North Korea dispatches legions of overseas workers to China and Russia to earn foreign currency for the cash-strapped government or for leader Kim Jong Un’s slush funds.

The government takes the lion‘s share of their pay and leaves them with a fraction, but that’s still more than what they would earn doing the same kinds of jobs at home.

100,000 workers

According to a report by the U.N. Panel of Experts on North Korea sanctions published this year, about 100,000 North Korean workers are still mobilized to earn foreign currency in over 40 countries, including China and Russia.

But all North Korean workers were supposed to have returned home by the end of 2019 as mandated by U.N. sanctions aimed at depriving Pyongyang of cash and resources that could be funneled into its nuclear and missile programs.

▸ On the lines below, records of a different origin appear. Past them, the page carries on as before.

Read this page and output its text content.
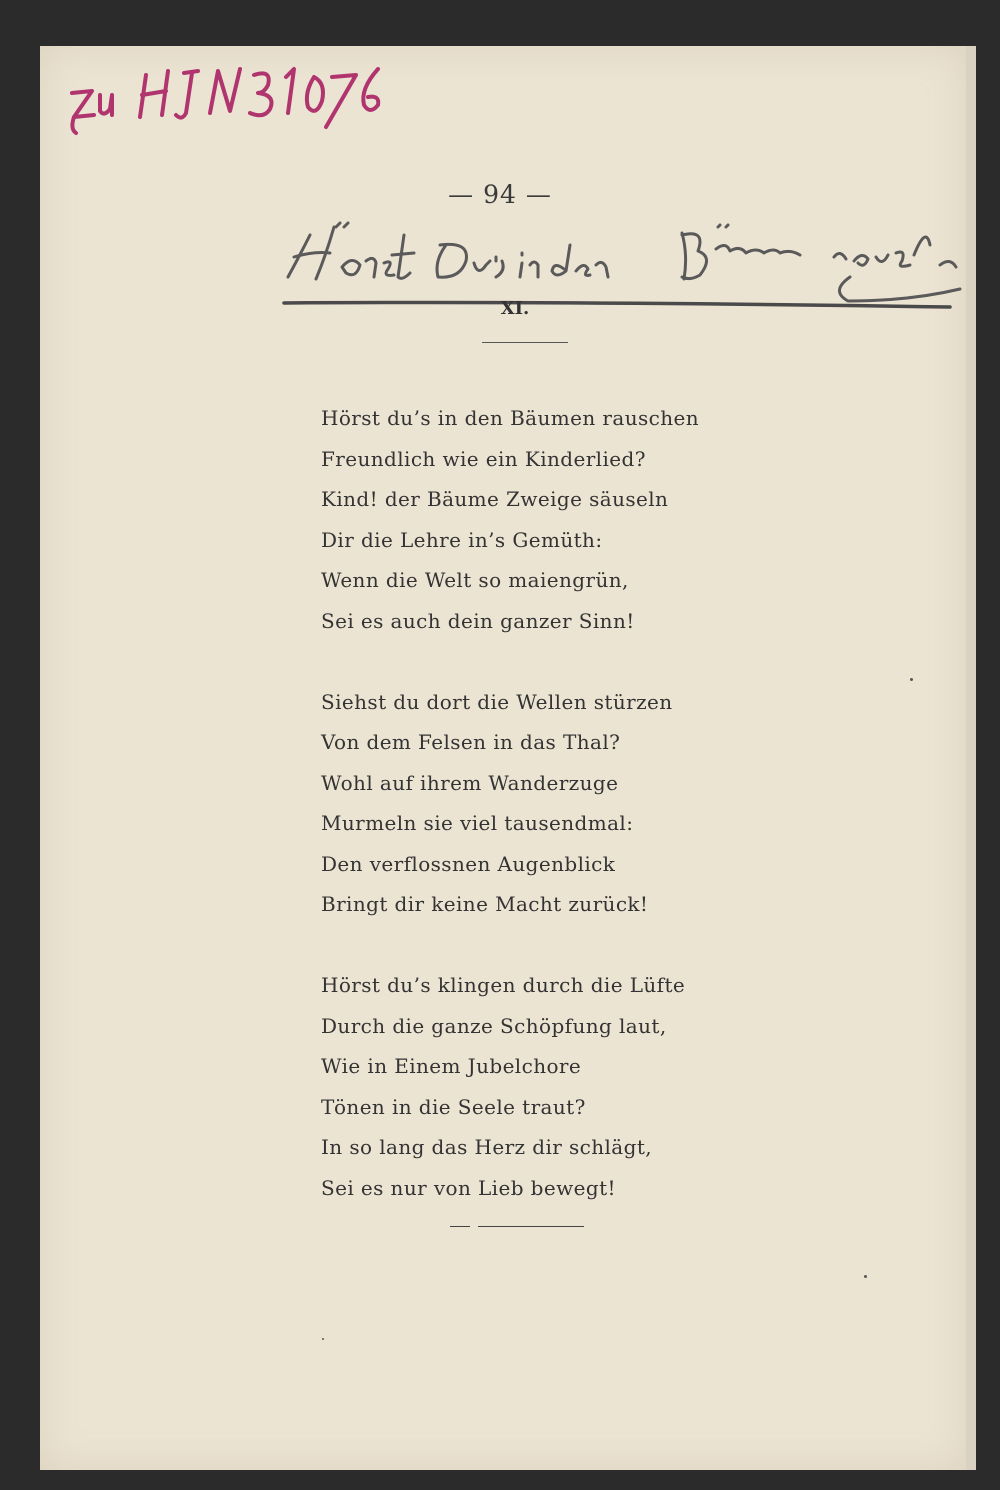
— 94 —
XI.
Hörst du’s in den Bäumen rauschen
Freundlich wie ein Kinderlied?
Kind! der Bäume Zweige säuseln
Dir die Lehre in’s Gemüth:
Wenn die Welt so maiengrün,
Sei es auch dein ganzer Sinn!
Siehst du dort die Wellen stürzen
Von dem Felsen in das Thal?
Wohl auf ihrem Wanderzuge
Murmeln sie viel tausendmal:
Den verflossnen Augenblick
Bringt dir keine Macht zurück!
Hörst du’s klingen durch die Lüfte
Durch die ganze Schöpfung laut,
Wie in Einem Jubelchore
Tönen in die Seele traut?
In so lang das Herz dir schlägt,
Sei es nur von Lieb bewegt!
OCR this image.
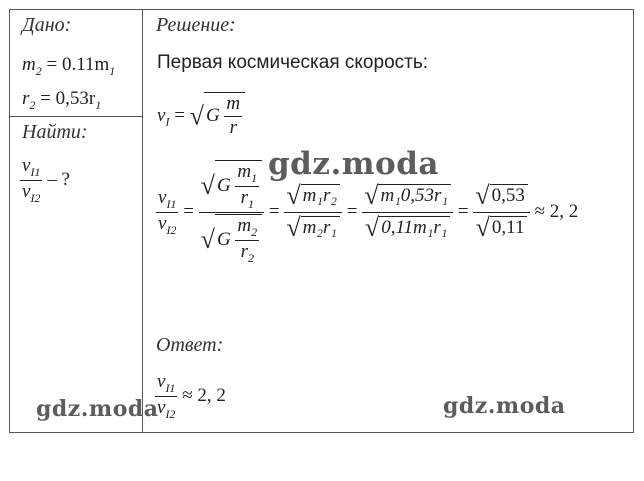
Дано:
$m_2 = 0.11m_1$
$r_2 = 0,53r_1$
Найти:
$\frac{v_{I1}}{v_{I2}}$ – ?
Решение:
Первая космическая скорость:
$v_I$ = √ G $\frac{m}{r}$
$\frac{v_{I1}}{v_{I2}} = \frac{√ G \frac{m_1}{r_1}}{√ G \frac{m_2}{r_2}} = \frac{\text{√ m₁r₂}}{\text{√ m₂r₁}} = \frac{\text{√ m₁0,53r₁}}{\text{√ 0,11m₁r₁}} = \frac{√ 0,53}{√ 0,11} \approx 2$, 2
Ответ:
$\frac{v_{I1}}{v_{I2}} \approx 2$, 2
gdz.moda
gdz.moda	gdz.moda
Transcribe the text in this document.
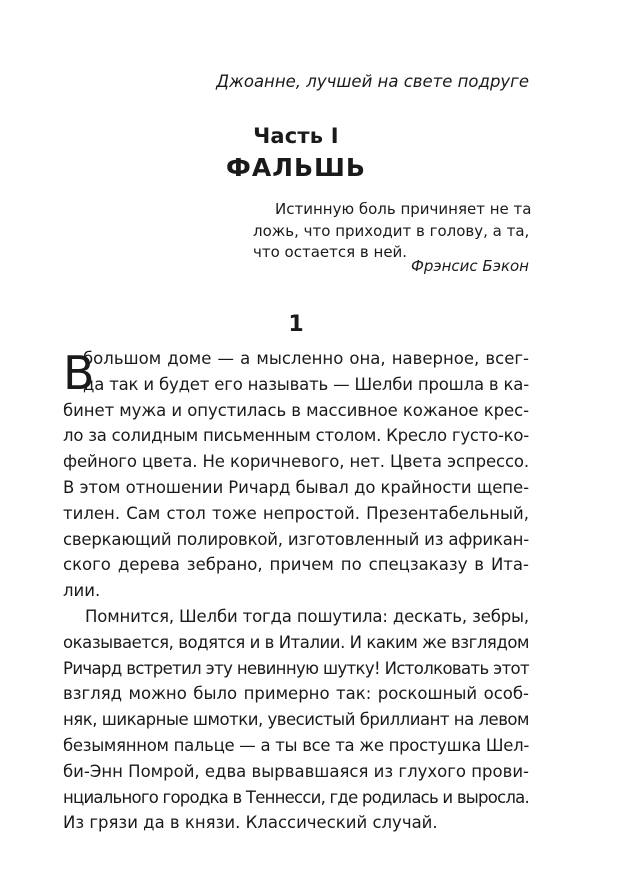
Джоанне, лучшей на свете подруге
Часть I
ФАЛЬШЬ
Истинную боль причиняет не та
ложь, что приходит в голову, а та,
что остается в ней.
Фрэнсис Бэкон
1
В
большом доме — а мысленно она, наверное, всег-
да так и будет его называть — Шелби прошла в ка-
бинет мужа и опустилась в массивное кожаное крес-
ло за солидным письменным столом. Кресло густо-ко-
фейного цвета. Не коричневого, нет. Цвета эспрессо.
В этом отношении Ричард бывал до крайности щепе-
тилен. Сам стол тоже непростой. Презентабельный,
сверкающий полировкой, изготовленный из африкан-
ского дерева зебрано, причем по спецзаказу в Ита-
лии.
Помнится, Шелби тогда пошутила: дескать, зебры,
оказывается, водятся и в Италии. И каким же взглядом
Ричард встретил эту невинную шутку! Истолковать этот
взгляд можно было примерно так: роскошный особ-
няк, шикарные шмотки, увесистый бриллиант на левом
безымянном пальце — а ты все та же простушка Шел-
би-Энн Помрой, едва вырвавшаяся из глухого прови-
нциального городка в Теннесси, где родилась и выросла.
Из грязи да в князи. Классический случай.
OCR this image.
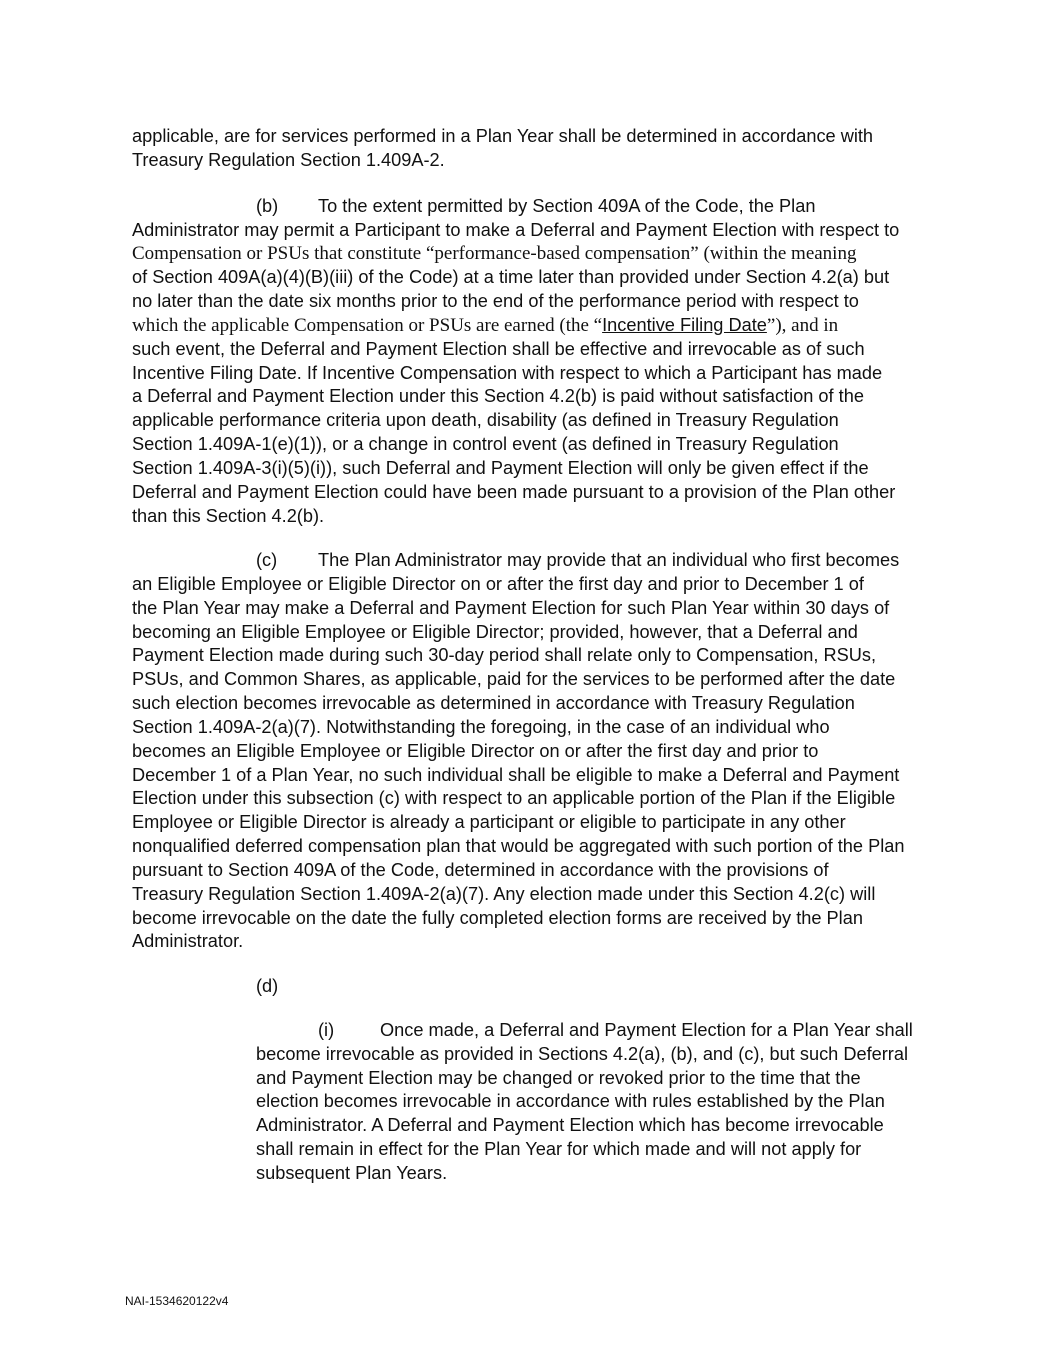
applicable, are for services performed in a Plan Year shall be determined in accordance with

Treasury Regulation Section 1.409A-2.

(b) To the extent permitted by Section 409A of the Code, the Plan

Administrator may permit a Participant to make a Deferral and Payment Election with respect to

Compensation or PSUs that constitute “performance-based compensation” (within the meaning

of Section 409A(a)(4)(B)(iii) of the Code) at a time later than provided under Section 4.2(a) but

no later than the date six months prior to the end of the performance period with respect to

which the applicable Compensation or PSUs are earned (the “Incentive Filing Date”), and in

such event, the Deferral and Payment Election shall be effective and irrevocable as of such

Incentive Filing Date. If Incentive Compensation with respect to which a Participant has made

a Deferral and Payment Election under this Section 4.2(b) is paid without satisfaction of the

applicable performance criteria upon death, disability (as defined in Treasury Regulation

Section 1.409A-1(e)(1)), or a change in control event (as defined in Treasury Regulation

Section 1.409A-3(i)(5)(i)), such Deferral and Payment Election will only be given effect if the

Deferral and Payment Election could have been made pursuant to a provision of the Plan other

than this Section 4.2(b).

(c) The Plan Administrator may provide that an individual who first becomes

an Eligible Employee or Eligible Director on or after the first day and prior to December 1 of

the Plan Year may make a Deferral and Payment Election for such Plan Year within 30 days of

becoming an Eligible Employee or Eligible Director; provided, however, that a Deferral and

Payment Election made during such 30-day period shall relate only to Compensation, RSUs,

PSUs, and Common Shares, as applicable, paid for the services to be performed after the date

such election becomes irrevocable as determined in accordance with Treasury Regulation

Section 1.409A-2(a)(7). Notwithstanding the foregoing, in the case of an individual who

becomes an Eligible Employee or Eligible Director on or after the first day and prior to

December 1 of a Plan Year, no such individual shall be eligible to make a Deferral and Payment

Election under this subsection (c) with respect to an applicable portion of the Plan if the Eligible

Employee or Eligible Director is already a participant or eligible to participate in any other

nonqualified deferred compensation plan that would be aggregated with such portion of the Plan

pursuant to Section 409A of the Code, determined in accordance with the provisions of

Treasury Regulation Section 1.409A-2(a)(7). Any election made under this Section 4.2(c) will

become irrevocable on the date the fully completed election forms are received by the Plan

Administrator.

(d)

(i)	Once made, a Deferral and Payment Election for a Plan Year shall

become irrevocable as provided in Sections 4.2(a), (b), and (c), but such Deferral

and Payment Election may be changed or revoked prior to the time that the

election becomes irrevocable in accordance with rules established by the Plan

Administrator. A Deferral and Payment Election which has become irrevocable

shall remain in effect for the Plan Year for which made and will not apply for

subsequent Plan Years.

NAI-1534620122v4
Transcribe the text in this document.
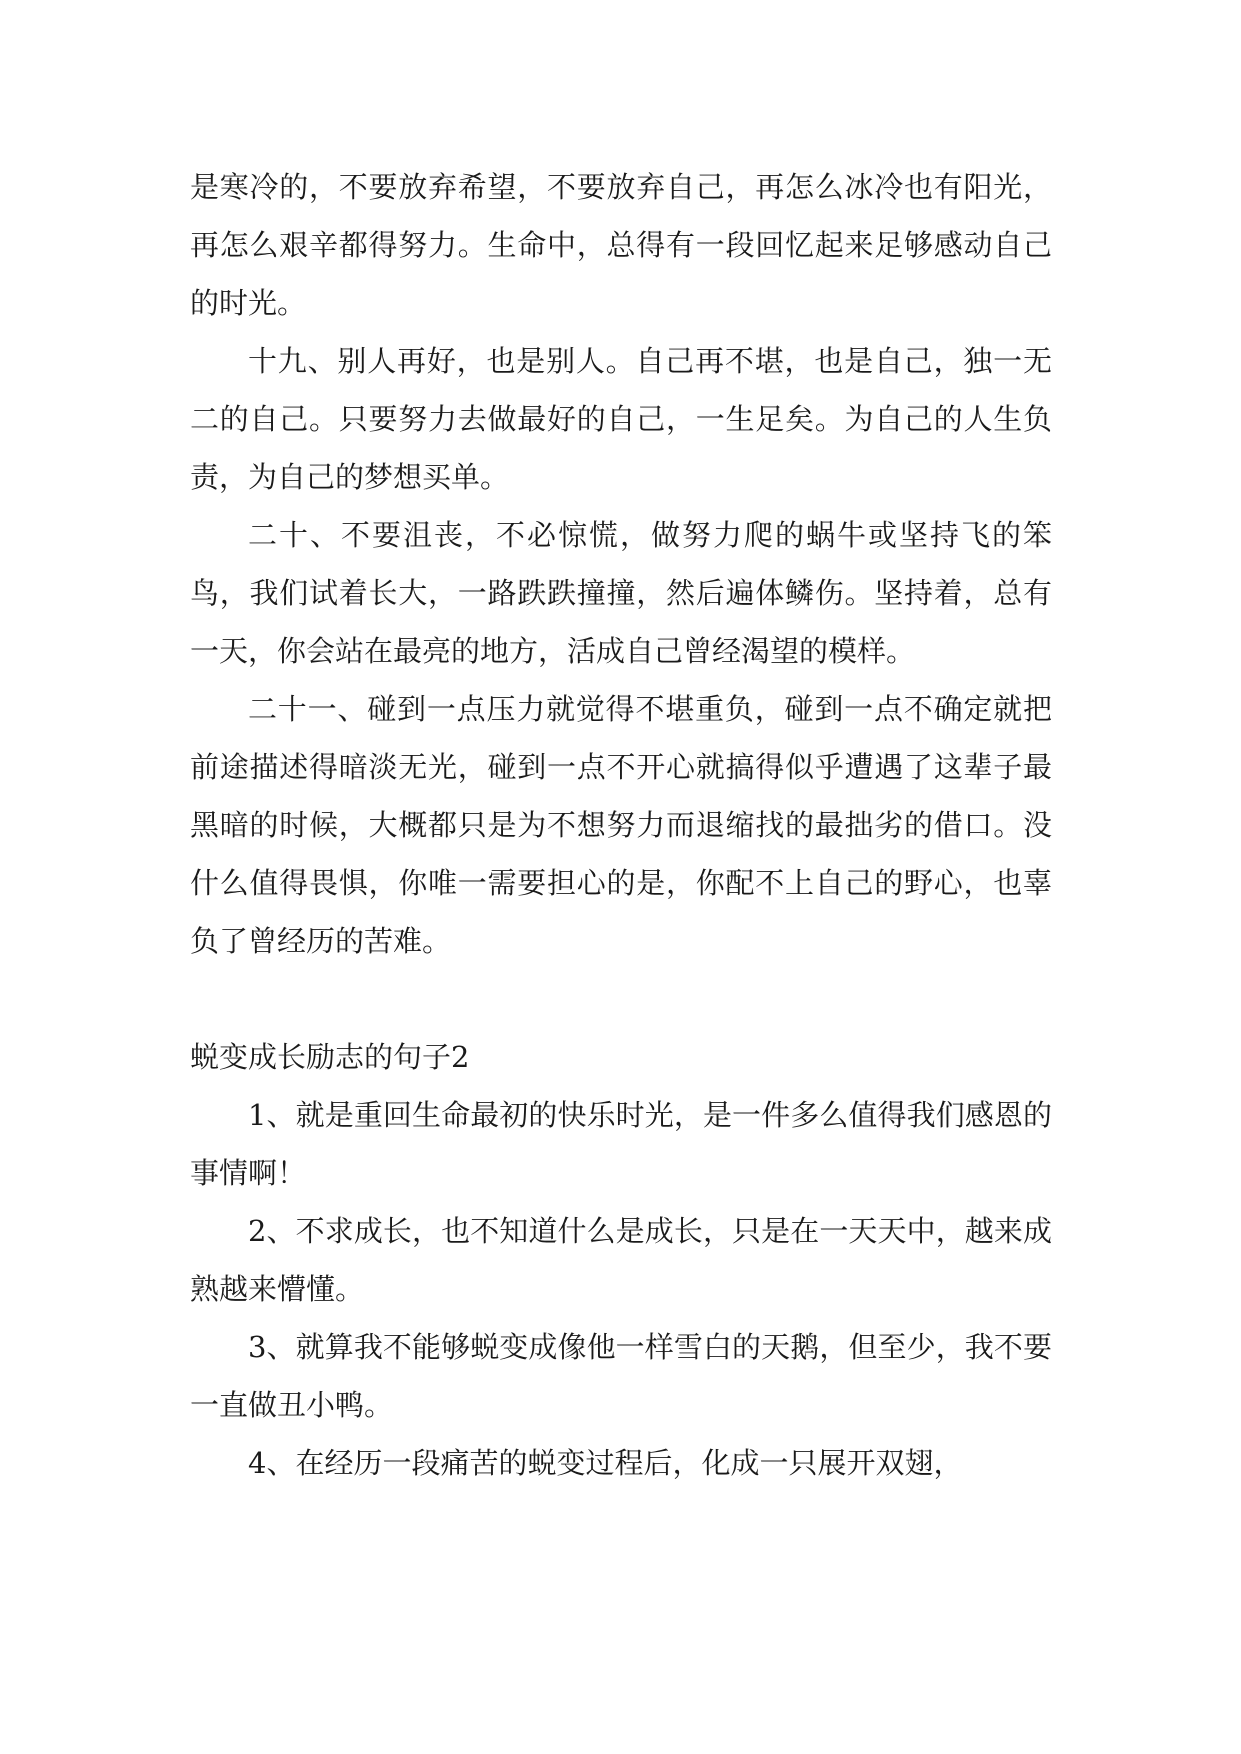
是寒冷的，不要放弃希望，不要放弃自己，再怎么冰冷也有阳光，再怎么艰辛都得努力。生命中，总得有一段回忆起来足够感动自己的时光。

十九、别人再好，也是别人。自己再不堪，也是自己，独一无二的自己。只要努力去做最好的自己，一生足矣。为自己的人生负责，为自己的梦想买单。

二十、不要沮丧，不必惊慌，做努力爬的蜗牛或坚持飞的笨鸟，我们试着长大，一路跌跌撞撞，然后遍体鳞伤。坚持着，总有一天，你会站在最亮的地方，活成自己曾经渴望的模样。

二十一、碰到一点压力就觉得不堪重负，碰到一点不确定就把前途描述得暗淡无光，碰到一点不开心就搞得似乎遭遇了这辈子最黑暗的时候，大概都只是为不想努力而退缩找的最拙劣的借口。没什么值得畏惧，你唯一需要担心的是，你配不上自己的野心，也辜负了曾经历的苦难。

蜕变成长励志的句子2

1、就是重回生命最初的快乐时光，是一件多么值得我们感恩的事情啊！

2、不求成长，也不知道什么是成长，只是在一天天中，越来成熟越来懵懂。

3、就算我不能够蜕变成像他一样雪白的天鹅，但至少，我不要一直做丑小鸭。

4、在经历一段痛苦的蜕变过程后，化成一只展开双翅，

While many did return before the deadline, others were stranded in China when North Korea closed its borders at the start of the COVID-19 pandemic.

The stranded workers had to continue on taking any jobs that could be found for them during the pandemic, and the ones returning home this month are in desperate need of medical treatment, the resident said.

“The most common disease among the North Korean workers is tuberculosis,” he said, adding that others were going back with lung cancer and liver cancer.

Chinese customs is requiring health checks to let them through, because anyone with a fever or a cough is not allowed to cross the border, the resident said.

This is causing North Korean companies to try to cheat the system.

“The North Korean authorities required all the returning workers to undergo health checkups and report the results, but the North Korean companies only measure the body temperature … and record their condition as ‘normal.’”

It was not immediately clear why North Korea would want to deceive Chinese customs officials regarding the health of the returning workers, though doing so would allow for less red tape.

Most of the workers returning to North Korea have little hope of being cured, another Dandong resident told RFA.

“These workers were confined to work in factories surrounded by high walls for six to seven years,” he said. “Even though they are young, they are complaining about health problems due to being forced to work and live in unsanitary conditions.”

He said that some of the returning workers are vomiting blood, but the North Korean companies are reporting to Chinese customs that their condition is “normal.”

“The company only records the body temperature of workers without having the workers go through a proper medical examination at a hospital,” the second resident said.